For the coffee mixture

Brew some coffee in your Italian moka pot and let it cool. Add ½ cup (100 g) water to a saucepan, followed by 1¼ cups (100 g) of sugar 1 and turn on the heat 2. Dissolve the sugar and let the resulting syrup come to a boil 3.

Pour the prepared coffee 4 and syrup 5 into a large, shallow container. Mix everything together 6 and then place in the fridge to cool.

For the tiramisu filling

To prepare the mascarpone filling, take boiling water, pour in the gelatin powder 1, and stir to dissolve 2. Let it rest, then pour the mascarpone into the bowl of a stand mixer and start whisking on the lowest speed setting 3.

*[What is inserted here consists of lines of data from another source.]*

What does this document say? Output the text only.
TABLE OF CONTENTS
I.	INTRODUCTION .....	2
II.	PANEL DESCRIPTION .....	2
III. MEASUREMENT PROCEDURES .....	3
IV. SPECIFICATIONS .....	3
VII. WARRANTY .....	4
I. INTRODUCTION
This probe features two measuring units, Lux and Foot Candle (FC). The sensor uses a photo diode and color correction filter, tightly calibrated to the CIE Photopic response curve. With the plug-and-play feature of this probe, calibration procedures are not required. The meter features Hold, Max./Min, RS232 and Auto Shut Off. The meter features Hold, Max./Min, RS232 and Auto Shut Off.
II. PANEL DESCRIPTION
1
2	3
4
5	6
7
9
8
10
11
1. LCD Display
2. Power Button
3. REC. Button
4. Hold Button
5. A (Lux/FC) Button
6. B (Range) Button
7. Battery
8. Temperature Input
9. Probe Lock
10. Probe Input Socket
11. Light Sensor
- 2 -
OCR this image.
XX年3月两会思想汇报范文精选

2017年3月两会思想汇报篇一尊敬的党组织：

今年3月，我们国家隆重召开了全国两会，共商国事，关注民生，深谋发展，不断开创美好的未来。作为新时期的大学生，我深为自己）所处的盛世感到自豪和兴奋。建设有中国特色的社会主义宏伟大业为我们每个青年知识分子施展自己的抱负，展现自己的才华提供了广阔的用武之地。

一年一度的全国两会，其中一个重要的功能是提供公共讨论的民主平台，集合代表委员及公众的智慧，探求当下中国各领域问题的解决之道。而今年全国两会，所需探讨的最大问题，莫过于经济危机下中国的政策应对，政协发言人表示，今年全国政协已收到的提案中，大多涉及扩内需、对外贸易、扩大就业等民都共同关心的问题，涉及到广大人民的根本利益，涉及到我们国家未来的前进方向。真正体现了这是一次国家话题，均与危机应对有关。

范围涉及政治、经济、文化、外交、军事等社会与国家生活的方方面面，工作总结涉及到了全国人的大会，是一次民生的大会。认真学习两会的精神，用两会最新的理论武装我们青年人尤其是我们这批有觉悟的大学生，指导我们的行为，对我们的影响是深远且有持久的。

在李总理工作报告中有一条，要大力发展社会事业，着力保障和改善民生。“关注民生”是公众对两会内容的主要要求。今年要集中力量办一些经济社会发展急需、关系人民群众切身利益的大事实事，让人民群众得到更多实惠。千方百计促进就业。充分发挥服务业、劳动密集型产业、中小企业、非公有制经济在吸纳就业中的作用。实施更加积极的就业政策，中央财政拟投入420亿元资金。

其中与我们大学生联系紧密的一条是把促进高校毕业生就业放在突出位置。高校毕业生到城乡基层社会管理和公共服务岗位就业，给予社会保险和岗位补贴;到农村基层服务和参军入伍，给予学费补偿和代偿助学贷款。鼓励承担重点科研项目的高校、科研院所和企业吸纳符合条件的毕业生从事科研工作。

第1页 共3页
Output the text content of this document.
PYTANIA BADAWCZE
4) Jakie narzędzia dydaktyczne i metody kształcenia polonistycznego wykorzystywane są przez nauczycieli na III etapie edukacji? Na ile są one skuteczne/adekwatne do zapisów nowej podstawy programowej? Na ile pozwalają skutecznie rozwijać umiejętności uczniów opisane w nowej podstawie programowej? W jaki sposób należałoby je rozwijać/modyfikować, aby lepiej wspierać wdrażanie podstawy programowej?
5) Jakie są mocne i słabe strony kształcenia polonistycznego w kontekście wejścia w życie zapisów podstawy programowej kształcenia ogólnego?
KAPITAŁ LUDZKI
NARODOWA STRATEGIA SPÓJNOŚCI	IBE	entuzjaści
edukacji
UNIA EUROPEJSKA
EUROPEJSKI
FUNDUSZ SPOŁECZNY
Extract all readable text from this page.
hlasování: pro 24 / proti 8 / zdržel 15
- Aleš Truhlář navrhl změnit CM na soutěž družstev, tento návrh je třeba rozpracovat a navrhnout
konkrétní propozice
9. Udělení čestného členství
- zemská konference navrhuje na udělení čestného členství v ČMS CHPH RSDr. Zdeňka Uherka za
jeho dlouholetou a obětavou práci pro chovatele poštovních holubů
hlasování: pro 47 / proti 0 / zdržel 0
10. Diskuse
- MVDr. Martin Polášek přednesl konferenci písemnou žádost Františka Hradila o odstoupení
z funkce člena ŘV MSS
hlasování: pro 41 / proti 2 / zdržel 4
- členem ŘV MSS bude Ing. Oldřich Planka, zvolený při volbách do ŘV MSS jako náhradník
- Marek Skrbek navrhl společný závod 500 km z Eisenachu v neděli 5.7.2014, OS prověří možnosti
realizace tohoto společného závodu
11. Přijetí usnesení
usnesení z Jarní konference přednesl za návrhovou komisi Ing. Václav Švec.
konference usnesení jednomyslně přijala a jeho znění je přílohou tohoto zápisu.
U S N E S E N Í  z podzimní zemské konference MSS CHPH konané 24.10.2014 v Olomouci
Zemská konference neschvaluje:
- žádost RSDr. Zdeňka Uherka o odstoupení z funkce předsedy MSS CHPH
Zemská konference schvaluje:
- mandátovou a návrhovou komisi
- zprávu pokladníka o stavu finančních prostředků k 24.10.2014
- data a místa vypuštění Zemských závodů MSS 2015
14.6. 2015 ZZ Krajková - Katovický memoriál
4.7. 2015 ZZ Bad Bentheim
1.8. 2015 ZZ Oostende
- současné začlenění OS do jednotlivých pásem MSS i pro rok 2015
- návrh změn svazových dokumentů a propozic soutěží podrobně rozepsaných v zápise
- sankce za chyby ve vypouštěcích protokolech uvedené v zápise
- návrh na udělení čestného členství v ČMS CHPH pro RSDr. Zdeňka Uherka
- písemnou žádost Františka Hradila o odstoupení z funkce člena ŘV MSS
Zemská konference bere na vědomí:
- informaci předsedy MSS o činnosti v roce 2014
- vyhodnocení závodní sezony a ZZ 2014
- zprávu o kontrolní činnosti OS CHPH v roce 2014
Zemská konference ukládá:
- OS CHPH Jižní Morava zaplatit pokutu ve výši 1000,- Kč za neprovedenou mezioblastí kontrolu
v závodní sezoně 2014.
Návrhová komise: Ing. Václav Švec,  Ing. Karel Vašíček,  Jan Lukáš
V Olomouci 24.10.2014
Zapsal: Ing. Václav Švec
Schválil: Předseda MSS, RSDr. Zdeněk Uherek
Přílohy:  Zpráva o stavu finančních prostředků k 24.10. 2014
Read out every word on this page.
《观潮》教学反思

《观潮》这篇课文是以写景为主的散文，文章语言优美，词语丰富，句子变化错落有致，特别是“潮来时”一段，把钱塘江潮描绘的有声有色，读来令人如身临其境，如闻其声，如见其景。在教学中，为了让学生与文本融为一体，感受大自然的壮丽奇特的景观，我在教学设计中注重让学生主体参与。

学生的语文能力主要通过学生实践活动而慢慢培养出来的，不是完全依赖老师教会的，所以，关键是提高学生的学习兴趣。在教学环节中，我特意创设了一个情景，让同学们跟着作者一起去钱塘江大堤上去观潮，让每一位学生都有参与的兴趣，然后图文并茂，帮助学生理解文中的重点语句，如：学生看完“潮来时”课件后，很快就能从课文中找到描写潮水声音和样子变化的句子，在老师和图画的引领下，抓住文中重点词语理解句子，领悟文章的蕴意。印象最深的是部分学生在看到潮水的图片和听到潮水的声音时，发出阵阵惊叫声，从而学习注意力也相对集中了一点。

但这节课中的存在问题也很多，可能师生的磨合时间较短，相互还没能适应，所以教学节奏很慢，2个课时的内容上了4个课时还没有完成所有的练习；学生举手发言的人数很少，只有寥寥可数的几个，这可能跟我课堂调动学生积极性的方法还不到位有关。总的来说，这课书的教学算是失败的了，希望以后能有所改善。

Then add just enough heavy cream 4 to make the mascarpone thicker and easy to work, removing any lumps. Stop the stand mixer, then add the pastry cream 5. Mix again with the whisk, then pour in the gelatin 6

and drizzle in the remaining heavy cream 7. Carry on whisking the filling 8; it will become smooth, fluffy 9, and creamy in just a few moments. Your mascarpone filling is ready.

Assembling the tiramisù

Now that all the different parts are ready, you can assemble your tiramisu: Take the ladyfingers and the filling from the fridge. Butter the inside of a 7-inch (18-cm) ring mold 1 and sprinkle with sugar, shaking off any excess into a bowl as you go 2. This will make it easier to remove the ring without spoiling the dessert. Place the ring on a plate and cover everything around it with plastic wrap to keep everything clean when you add the filling and sprinkle with the cocoa powder 3.

You can wear gloves to put together the dessert: Use a pastry cutter 4 to transfer the cream to a pastry bag with a ½-inch (14-mm) piping tip. Add your first layer of filling to the base of the ring 5 mold and steep the ladyfingers in the coffee until they are very soft and soaked right through 6.

Transfer them one by one to the surface of the filling to create a layer of six ladyfingers, arranging them starting from the edge 7 to cover the entire surface 8. Then add another layer of filling 9

and a second layer of ladyfingers 10. Cover with more filling 11 and level with a spatula 12.

Add another layer of soaked ladyfingers to create a dome-like shape 13 that you can build up by smoothing the mascarpone filling into shape with a spatula 14. Now fit a piping with small holes to create a wavy pattern 15 on the dessert using the remaining filling.

Once the decoration is complete 16, place the tiramisu in the refrigerator for approximately 15 minutes, then dust with cocoa powder 17, remove the plastic wrap 18,

and gently take the dessert out of the ring mold 19. Finish decorating by placing squares of dark chocolate around the edge 20. Your gourmet tiramisu is ready to go 21!

Storage

You can keep the tiramisu for up to 3 days in the fridge.

If you prefer, you can also freeze it for approximately 1 month.

You can keep the ladyfingers for up to 1 week in a moisture-proof tin.

Tips

Instead of powdered gelatin, you can use an equivalent quantity of gelatin sheets.

To get a head start, you can make the ladyfingers and pastry cream one day in advance.